Le graphique ci-dessous montre l’évolution de la performance d’Alliance Côte d’Ivoire de décembre 2013 à juin 2019 pour les 2 subventions communautaires VIH et TB financées par le Fonds Mondial.

image

La gestion performante a facilité les efforts de mobilisation de ressources de l’organisation.  Alliance Côte d’Ivoire est passée de 2 projets soutenus par les bailleurs en 2013 à 7 projets en 2020 avec un éventail plus varié de bailleurs (Fonds Mondial, Union Européenne, Banque Mondiale, Initiative 5%, Stop TB partnership, EGPAF/UNITAID). Malgré ces efforts de diversification de partenaires, le Fonds Mondial représente encore plus de 90% des financements de l’organisation en raison du niveau des subventions accordées.

L’octroi de frais de gestion à Alliance Côte d’Ivoire depuis 2016 sur les subventions du Fonds Mondial permet d’aborder avec plus de sérénité le développement et la pérennisation de l’organisation.

Défis

L’Alliance Côte d’Ivoire a dû faire face à des défis relatifs à sa position de bénéficiaire principal et la gestion des subvenions du Fonds Mondial. En effet, après avoir été sous-bénéficiaire et considérant le contexte de sortie de crise, il a fallu rapidement rassurer les acteurs (CCM, Fonds Mondial et Ministère de la santé) en produisant des résultats.

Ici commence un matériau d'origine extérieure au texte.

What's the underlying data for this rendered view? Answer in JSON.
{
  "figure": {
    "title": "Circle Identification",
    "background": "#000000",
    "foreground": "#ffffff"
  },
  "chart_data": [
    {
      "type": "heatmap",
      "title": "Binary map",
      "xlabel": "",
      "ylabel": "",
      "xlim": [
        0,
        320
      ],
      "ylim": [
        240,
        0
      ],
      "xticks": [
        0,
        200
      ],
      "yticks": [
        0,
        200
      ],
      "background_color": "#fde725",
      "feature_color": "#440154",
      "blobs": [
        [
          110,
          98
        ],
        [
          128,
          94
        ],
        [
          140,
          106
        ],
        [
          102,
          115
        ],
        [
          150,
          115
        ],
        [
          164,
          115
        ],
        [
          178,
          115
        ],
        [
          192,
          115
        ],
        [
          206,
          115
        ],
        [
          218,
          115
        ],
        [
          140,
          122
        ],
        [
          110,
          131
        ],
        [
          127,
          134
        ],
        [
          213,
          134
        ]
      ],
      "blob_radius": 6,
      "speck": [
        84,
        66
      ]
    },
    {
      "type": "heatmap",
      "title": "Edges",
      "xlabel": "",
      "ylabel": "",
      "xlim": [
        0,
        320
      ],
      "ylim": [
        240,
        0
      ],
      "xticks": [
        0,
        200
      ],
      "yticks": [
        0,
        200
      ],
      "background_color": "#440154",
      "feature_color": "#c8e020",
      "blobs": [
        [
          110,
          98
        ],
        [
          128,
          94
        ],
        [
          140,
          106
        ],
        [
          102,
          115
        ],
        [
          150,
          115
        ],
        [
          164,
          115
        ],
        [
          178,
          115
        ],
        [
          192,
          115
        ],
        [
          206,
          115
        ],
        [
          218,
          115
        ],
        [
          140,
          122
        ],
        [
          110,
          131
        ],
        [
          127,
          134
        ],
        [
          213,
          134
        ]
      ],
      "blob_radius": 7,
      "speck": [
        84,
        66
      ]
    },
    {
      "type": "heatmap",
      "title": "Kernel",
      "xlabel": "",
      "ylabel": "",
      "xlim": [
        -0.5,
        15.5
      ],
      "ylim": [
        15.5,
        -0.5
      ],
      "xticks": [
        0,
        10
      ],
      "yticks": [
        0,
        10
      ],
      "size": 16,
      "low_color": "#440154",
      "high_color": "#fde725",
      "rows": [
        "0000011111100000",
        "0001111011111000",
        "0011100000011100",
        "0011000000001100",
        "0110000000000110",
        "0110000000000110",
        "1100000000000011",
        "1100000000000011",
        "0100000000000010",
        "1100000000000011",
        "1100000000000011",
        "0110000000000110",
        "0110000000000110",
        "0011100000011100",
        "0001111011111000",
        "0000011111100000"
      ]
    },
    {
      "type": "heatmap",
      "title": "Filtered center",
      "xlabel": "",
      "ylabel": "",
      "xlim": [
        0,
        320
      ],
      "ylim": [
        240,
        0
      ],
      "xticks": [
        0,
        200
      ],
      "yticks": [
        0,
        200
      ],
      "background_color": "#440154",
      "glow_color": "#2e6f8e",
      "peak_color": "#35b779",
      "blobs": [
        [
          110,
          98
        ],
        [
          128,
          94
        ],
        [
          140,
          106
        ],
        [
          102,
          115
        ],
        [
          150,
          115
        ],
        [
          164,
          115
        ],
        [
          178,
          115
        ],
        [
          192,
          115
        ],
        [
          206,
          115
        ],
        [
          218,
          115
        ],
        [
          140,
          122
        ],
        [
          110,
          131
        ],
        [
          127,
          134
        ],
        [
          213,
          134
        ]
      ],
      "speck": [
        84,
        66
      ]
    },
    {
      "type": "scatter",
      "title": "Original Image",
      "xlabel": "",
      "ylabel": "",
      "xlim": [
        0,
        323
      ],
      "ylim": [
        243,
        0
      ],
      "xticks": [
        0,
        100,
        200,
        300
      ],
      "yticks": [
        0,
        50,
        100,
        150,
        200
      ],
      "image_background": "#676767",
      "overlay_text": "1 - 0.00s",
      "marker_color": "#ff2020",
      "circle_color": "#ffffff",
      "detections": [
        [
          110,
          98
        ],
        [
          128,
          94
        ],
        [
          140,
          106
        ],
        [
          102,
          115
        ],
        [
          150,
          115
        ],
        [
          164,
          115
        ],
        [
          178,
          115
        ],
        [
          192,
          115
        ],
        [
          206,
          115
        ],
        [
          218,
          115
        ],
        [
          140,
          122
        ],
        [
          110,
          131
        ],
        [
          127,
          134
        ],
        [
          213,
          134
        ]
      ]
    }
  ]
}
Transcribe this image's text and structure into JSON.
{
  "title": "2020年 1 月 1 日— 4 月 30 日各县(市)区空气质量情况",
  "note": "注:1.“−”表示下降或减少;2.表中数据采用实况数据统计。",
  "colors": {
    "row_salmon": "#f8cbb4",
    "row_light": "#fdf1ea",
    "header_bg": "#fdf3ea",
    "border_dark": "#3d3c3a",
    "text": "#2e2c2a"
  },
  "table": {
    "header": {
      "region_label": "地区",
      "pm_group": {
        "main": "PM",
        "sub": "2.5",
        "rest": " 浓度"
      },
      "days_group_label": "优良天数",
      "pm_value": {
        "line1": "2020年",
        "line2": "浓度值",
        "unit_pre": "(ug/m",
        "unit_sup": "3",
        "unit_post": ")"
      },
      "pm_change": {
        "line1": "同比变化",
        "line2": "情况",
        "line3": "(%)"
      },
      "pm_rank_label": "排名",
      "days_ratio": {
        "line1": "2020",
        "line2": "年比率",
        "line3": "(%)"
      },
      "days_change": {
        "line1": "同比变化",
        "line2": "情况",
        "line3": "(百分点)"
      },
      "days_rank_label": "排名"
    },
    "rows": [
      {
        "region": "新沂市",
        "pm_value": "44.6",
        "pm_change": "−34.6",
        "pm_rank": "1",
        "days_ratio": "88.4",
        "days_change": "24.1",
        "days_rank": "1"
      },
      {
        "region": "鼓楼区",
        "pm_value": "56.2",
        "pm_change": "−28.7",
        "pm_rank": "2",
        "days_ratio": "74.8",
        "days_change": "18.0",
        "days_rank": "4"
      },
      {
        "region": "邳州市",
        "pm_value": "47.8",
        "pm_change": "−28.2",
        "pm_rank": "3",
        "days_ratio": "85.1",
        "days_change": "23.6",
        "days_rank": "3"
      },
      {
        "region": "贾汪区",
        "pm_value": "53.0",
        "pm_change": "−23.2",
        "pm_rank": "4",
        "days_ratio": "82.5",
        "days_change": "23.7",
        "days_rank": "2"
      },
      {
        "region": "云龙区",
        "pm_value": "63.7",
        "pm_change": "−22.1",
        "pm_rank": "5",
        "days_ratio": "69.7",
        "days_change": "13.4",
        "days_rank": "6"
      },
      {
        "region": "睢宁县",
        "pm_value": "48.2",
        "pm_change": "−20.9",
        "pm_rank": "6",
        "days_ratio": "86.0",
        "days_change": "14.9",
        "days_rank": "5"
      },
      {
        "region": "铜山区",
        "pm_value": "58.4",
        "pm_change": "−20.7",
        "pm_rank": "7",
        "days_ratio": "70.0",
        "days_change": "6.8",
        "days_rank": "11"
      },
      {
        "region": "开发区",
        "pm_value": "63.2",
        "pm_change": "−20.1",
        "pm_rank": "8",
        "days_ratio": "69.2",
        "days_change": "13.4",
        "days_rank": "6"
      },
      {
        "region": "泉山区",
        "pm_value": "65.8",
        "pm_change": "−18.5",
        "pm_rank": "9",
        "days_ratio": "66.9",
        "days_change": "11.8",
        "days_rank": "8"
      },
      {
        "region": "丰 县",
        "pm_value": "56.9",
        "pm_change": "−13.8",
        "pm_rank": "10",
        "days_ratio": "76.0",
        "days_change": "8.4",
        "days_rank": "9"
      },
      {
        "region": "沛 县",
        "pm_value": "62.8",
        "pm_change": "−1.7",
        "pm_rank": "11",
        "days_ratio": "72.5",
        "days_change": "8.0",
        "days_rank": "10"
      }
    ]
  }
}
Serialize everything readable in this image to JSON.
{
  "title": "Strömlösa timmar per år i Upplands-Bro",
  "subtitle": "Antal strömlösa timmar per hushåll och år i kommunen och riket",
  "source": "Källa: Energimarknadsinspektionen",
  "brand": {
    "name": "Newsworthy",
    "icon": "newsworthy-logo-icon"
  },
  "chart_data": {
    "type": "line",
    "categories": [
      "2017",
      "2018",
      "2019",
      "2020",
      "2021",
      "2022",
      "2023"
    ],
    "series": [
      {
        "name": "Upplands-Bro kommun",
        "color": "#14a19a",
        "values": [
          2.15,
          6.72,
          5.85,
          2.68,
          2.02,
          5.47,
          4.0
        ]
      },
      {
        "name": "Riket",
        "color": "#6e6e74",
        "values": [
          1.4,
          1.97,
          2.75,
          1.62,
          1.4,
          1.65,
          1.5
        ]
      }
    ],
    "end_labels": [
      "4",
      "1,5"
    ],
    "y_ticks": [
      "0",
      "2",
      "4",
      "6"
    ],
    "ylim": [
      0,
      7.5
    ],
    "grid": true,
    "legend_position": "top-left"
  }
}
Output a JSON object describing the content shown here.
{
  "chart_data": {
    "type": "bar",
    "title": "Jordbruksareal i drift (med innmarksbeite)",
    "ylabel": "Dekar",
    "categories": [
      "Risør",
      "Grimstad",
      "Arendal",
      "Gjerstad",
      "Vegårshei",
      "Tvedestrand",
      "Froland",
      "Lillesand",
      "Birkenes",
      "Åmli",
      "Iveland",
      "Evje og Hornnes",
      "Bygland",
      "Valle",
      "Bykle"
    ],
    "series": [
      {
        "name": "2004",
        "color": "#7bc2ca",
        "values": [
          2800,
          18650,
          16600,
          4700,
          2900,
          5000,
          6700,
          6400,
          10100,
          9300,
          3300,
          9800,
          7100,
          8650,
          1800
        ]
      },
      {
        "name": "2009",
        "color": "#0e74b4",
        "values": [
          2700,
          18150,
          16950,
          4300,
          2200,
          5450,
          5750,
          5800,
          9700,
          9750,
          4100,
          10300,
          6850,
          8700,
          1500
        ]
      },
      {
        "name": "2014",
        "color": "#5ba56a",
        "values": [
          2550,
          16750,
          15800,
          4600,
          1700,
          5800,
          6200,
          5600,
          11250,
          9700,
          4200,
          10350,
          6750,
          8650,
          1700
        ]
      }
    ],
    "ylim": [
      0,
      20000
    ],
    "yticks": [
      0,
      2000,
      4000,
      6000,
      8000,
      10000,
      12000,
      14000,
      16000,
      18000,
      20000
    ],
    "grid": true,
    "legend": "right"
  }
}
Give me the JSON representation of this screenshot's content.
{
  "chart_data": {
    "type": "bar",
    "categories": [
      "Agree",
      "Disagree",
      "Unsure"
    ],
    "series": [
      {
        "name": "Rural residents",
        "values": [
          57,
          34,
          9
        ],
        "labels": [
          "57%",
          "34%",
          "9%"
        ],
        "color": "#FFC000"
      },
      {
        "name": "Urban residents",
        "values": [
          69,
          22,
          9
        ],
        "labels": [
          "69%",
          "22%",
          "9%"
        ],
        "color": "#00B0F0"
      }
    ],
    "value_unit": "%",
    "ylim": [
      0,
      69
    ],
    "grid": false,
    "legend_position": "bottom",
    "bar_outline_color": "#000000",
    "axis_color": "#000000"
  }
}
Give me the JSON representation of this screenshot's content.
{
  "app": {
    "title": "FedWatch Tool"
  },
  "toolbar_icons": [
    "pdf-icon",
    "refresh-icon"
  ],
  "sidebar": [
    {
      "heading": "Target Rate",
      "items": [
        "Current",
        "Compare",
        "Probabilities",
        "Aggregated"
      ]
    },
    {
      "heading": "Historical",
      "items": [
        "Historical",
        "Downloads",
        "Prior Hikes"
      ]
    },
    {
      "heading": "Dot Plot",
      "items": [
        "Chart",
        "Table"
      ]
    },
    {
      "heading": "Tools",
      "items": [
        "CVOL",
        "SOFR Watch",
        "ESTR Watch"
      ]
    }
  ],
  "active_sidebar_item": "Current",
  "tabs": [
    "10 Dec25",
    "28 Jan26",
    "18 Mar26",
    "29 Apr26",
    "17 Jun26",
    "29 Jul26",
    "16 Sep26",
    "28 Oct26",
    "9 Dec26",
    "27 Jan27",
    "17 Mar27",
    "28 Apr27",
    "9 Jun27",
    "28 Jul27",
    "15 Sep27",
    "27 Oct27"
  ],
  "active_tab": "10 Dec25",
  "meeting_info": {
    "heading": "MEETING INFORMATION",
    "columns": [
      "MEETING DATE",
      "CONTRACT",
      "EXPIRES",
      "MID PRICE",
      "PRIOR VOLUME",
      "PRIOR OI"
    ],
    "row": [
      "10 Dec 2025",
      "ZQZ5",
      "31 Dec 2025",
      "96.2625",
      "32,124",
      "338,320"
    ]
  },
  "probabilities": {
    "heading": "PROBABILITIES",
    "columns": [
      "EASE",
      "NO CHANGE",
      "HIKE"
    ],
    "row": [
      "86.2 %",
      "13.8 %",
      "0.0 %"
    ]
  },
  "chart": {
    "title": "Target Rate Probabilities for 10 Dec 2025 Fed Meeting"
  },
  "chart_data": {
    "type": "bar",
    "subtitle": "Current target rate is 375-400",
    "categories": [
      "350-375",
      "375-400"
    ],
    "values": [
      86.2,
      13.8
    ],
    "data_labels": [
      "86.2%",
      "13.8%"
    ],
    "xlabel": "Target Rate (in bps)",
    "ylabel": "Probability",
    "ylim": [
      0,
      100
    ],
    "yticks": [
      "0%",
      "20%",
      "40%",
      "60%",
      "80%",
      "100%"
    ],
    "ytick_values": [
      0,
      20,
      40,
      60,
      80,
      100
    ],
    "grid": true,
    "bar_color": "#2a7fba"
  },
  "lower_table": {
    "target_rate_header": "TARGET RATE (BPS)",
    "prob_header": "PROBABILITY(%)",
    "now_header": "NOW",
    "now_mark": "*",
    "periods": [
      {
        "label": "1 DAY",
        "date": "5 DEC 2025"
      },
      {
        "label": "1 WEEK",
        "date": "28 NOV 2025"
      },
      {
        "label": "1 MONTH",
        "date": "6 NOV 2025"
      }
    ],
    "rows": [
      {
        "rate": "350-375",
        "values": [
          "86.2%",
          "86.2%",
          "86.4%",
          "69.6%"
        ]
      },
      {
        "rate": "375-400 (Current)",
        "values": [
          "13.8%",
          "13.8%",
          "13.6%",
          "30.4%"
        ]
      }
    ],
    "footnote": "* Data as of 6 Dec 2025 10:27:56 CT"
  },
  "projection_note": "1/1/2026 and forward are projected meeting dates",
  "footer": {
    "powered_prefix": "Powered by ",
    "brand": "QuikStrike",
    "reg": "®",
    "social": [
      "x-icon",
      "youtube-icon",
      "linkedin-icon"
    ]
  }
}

Cela s’est traduit par une charge de travail importante lors du démarrage des subventions, un travail actif de partage d’informations pour renforcer la communication et la signature d’accords de collaboration avec les programmes nationaux, afin de faciliter la mise en œuvre des interventions par les partenaires sur le terrain.

D’autre part, la mise en œuvre de la subvention en cascade (BP, BS, SSB) induit des risques financiers et programmatiques qu’il a fallu prévenir, par un renforcement continu des capacités des ONG impliquées, le développement des outils de gestion et un suivi rapproché.

Un autre défi qui surgit de la mise en œuvre en cascade pour le BP, est celui de la perte de sa légitimité aux yeux de ses BS, SSB et de la société civile car l’organisation est perçue comme une structure de concepteurs et gestionnaires de projet, qui s’éloigne progressivement des réalités de la mise en œuvre. Maintenir, en tant qu’Alliance Côte d’Ivoire, la mise en œuvre de certains axes d’interventions sur le terrain a contribué à corriger cette image dont dépend l’autorité du BP auprès de ses BS pour une mise en œuvre réussie des programmes.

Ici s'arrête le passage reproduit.